Check out Industry Incumbents for Knowledge and Re-arrange Menu Locations
Visually, the layout of a Starbuck’s, Dunkin’ Doughnuts, or Caribou Coffee tend to be more fluid than Panera Bread with respect to the coffee ordering location. This analysis draws heavily on the Eden Prairie Mall and Downtown Minneapolis Nicollet Mall locations. The customer flow for Eden Prairie and Downtown is awkward; the client must go into the store, walk past the bakery and coffee areas, and then order in the registers. The problem is that this coffee menus are situated over the bakery items, not in clear look at the consumer at the time of ordering. By the time the consumer is ready to order, she or he has forgotten what drink to order; furthermore, the drinks are creatively named which is positive for brand identity, but awkward for your average male customer to order. At the minimum, the coffee and specialty drinks have to undergo these changes:
· Move the menus for the same wall face since the meal menus to ensure customers really know what coffee exists when ordering
· Arrange the bakery display cases closer to the registers to entice more impulse purchases
· Remove queue line markers during non-rush times, especially before the bakery display cases
· Raise the offerings of specialty drinks, including researching alcoholic beverages, to bring in coffee shop regulars into Panera
By centering on combining the café design having a coffee house atmosphere, Panera could become a “chill out” spot as well as a premier location for both lunch and dinner. Furthermore, this transformation could be carried to the international markets where café atmospheres, like individuals in France, are more prevalent.

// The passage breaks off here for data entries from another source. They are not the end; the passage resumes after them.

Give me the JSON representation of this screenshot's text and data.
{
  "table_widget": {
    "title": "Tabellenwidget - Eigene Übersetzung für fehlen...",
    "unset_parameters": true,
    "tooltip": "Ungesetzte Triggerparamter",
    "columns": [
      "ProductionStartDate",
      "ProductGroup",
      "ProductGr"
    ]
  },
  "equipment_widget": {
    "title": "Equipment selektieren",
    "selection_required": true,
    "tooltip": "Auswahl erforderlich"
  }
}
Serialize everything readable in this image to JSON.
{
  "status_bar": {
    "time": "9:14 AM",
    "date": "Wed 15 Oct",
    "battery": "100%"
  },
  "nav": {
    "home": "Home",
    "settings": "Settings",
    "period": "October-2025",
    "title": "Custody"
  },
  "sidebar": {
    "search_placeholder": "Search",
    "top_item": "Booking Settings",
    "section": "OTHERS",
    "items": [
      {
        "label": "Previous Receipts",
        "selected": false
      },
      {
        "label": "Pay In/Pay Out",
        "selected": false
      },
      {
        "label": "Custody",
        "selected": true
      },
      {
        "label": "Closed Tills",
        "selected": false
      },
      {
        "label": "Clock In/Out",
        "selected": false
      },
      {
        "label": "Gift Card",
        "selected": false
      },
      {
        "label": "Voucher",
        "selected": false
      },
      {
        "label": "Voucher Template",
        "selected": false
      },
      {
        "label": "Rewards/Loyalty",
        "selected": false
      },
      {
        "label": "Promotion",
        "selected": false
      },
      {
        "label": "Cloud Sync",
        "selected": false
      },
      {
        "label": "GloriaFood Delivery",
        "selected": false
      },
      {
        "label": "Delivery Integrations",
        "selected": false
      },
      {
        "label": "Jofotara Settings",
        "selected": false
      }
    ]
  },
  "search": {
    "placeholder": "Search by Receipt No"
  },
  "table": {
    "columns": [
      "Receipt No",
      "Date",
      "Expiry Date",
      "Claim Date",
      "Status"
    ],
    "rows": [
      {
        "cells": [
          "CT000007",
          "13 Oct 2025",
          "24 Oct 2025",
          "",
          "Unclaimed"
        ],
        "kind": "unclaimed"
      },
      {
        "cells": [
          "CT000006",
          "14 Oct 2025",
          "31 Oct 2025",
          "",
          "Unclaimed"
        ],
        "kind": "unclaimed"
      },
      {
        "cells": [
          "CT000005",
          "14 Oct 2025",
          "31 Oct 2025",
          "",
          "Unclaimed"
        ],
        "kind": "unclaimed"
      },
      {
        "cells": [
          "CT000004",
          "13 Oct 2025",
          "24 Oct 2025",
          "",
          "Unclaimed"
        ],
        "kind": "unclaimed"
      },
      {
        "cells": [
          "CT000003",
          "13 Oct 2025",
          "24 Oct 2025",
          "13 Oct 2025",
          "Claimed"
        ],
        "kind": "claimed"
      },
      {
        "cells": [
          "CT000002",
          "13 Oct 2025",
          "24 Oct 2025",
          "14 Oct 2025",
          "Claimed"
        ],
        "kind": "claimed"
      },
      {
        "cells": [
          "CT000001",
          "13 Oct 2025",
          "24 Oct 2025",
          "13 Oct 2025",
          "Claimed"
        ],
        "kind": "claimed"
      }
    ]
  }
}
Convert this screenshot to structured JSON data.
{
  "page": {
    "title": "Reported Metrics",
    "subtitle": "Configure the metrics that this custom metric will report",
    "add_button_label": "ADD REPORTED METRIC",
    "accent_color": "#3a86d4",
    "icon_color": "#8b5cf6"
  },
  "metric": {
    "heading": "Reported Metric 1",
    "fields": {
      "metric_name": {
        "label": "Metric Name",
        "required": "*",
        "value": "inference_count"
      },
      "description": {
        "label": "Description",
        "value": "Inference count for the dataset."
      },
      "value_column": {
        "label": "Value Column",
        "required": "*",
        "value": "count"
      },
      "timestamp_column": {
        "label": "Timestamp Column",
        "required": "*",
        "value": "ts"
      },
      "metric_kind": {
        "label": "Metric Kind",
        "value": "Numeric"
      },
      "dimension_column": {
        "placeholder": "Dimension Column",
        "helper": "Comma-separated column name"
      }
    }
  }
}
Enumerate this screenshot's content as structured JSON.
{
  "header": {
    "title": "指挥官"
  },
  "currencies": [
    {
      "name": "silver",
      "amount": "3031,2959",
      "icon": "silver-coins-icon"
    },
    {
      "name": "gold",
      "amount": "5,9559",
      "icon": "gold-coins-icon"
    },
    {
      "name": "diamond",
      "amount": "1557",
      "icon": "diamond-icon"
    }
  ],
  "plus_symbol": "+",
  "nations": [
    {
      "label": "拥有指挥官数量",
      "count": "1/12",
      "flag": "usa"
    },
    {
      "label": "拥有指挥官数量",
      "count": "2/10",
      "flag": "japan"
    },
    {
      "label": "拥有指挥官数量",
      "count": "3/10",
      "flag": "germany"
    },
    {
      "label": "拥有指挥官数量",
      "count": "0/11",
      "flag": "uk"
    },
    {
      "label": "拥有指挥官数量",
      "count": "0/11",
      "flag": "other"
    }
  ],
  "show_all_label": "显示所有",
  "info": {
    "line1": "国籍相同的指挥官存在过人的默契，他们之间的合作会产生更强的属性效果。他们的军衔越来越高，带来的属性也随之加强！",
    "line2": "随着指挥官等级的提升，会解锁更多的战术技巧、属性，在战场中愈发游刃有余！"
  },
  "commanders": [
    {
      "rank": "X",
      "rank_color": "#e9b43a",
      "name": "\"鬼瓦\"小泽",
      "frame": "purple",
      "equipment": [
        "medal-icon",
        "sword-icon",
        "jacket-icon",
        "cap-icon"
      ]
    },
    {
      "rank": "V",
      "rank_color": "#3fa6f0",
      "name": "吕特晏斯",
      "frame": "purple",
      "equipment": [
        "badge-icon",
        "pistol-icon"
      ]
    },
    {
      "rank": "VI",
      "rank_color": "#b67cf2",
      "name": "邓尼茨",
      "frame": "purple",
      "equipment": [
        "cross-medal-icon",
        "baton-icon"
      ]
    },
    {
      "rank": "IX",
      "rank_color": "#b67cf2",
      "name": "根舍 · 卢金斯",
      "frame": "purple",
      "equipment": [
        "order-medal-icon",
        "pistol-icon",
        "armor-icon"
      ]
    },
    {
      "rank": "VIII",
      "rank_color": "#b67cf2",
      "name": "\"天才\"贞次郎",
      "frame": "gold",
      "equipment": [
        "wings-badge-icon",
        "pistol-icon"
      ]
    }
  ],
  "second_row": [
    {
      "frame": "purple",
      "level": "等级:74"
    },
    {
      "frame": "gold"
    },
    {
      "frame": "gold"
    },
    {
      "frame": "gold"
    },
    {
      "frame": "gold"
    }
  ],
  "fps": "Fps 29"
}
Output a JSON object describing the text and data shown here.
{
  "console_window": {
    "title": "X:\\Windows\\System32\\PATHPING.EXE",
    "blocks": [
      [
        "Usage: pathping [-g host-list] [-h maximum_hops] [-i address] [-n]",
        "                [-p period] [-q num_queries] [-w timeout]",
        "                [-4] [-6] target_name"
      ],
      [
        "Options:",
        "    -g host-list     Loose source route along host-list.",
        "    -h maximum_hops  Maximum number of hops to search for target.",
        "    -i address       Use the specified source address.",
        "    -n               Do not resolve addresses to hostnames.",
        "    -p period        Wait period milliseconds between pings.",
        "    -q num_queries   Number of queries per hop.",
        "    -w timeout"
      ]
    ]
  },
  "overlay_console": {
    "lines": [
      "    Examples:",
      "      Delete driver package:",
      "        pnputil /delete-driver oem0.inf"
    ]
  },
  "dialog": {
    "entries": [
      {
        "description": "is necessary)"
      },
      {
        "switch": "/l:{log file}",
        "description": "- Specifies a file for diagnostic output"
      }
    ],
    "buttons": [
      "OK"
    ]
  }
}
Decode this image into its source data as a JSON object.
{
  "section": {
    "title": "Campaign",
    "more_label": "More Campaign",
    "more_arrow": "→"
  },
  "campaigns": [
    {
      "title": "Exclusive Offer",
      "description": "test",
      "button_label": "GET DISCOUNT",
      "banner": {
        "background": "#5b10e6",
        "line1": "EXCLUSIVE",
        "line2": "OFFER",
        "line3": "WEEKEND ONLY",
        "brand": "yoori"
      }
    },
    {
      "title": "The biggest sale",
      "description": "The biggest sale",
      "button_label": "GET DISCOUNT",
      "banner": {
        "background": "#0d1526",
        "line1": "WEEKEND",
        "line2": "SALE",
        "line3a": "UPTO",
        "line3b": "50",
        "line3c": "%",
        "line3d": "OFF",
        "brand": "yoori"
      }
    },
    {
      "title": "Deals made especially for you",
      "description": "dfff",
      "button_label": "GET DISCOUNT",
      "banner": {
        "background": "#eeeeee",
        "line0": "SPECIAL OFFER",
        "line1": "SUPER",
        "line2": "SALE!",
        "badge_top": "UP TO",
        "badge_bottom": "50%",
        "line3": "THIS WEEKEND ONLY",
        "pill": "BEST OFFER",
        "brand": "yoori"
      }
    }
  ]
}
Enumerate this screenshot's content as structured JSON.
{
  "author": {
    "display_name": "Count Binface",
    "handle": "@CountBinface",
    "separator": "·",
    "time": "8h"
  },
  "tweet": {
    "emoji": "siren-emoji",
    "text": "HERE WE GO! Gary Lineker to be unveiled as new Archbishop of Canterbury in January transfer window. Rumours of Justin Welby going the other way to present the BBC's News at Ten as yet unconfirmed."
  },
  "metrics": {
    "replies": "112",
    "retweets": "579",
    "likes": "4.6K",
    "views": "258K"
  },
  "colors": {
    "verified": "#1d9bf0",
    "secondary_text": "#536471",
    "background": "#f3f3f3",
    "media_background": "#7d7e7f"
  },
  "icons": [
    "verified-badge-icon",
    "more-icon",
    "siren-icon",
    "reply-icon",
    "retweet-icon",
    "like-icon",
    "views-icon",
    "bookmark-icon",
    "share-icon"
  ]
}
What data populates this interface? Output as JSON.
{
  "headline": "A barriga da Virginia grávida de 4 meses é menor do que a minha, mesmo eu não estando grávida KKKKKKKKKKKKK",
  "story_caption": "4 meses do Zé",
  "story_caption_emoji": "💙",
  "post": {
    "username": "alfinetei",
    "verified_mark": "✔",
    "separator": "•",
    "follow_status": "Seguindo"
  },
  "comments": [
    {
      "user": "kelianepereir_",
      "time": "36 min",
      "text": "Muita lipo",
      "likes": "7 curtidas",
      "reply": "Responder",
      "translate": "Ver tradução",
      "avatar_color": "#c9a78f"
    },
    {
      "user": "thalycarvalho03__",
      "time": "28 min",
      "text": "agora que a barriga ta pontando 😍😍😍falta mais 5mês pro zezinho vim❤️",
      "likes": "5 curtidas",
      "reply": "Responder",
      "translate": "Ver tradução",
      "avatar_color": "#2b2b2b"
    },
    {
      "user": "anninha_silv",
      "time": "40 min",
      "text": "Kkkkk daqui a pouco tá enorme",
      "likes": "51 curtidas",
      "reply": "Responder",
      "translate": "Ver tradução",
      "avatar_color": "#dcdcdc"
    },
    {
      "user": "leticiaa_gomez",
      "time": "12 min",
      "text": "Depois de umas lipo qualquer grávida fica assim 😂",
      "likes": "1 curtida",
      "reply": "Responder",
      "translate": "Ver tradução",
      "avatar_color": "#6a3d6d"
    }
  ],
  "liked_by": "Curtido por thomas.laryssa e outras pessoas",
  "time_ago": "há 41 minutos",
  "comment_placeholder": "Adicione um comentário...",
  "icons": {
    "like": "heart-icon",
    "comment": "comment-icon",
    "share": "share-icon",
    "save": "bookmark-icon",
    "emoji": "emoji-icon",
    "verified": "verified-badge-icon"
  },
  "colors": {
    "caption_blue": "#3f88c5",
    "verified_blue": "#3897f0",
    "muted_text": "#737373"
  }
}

Expand Internationally to construct Brand Image and Diversify Economic Risks
Considering the fact that Panera is pursuing Canadian locations, it really is safe to imagine that the international market for fresh bread is increasing. Indeed, the international market breakdown of industry revenues can be found in Appendix B. Clearly, the European industry is a sizable market for fresh bread. However, IBIS World estimates that 135,000 bakeries function in Europe, meaning the current market is fragmented. A brand name having a large marketing budget behind it could quickly enter the market and require a key position (See Appendix C). Given waqpnq the culture and preferences of European customers may vary from Americans, it might be better to test new items in Canada ahead of the overseas launch in the Panera brand. A fascinating element of the European market is the strong relationship in between the industrial agricultural and milling companies and the industrial bakeries. The greatest bakeries are owned by the biggest milling and agricultural firms inside the U.K., Sweden, and Austria. This might cause supply chain issues during these countries, though Panera could pursue a partnership or joint venture approach to these markets.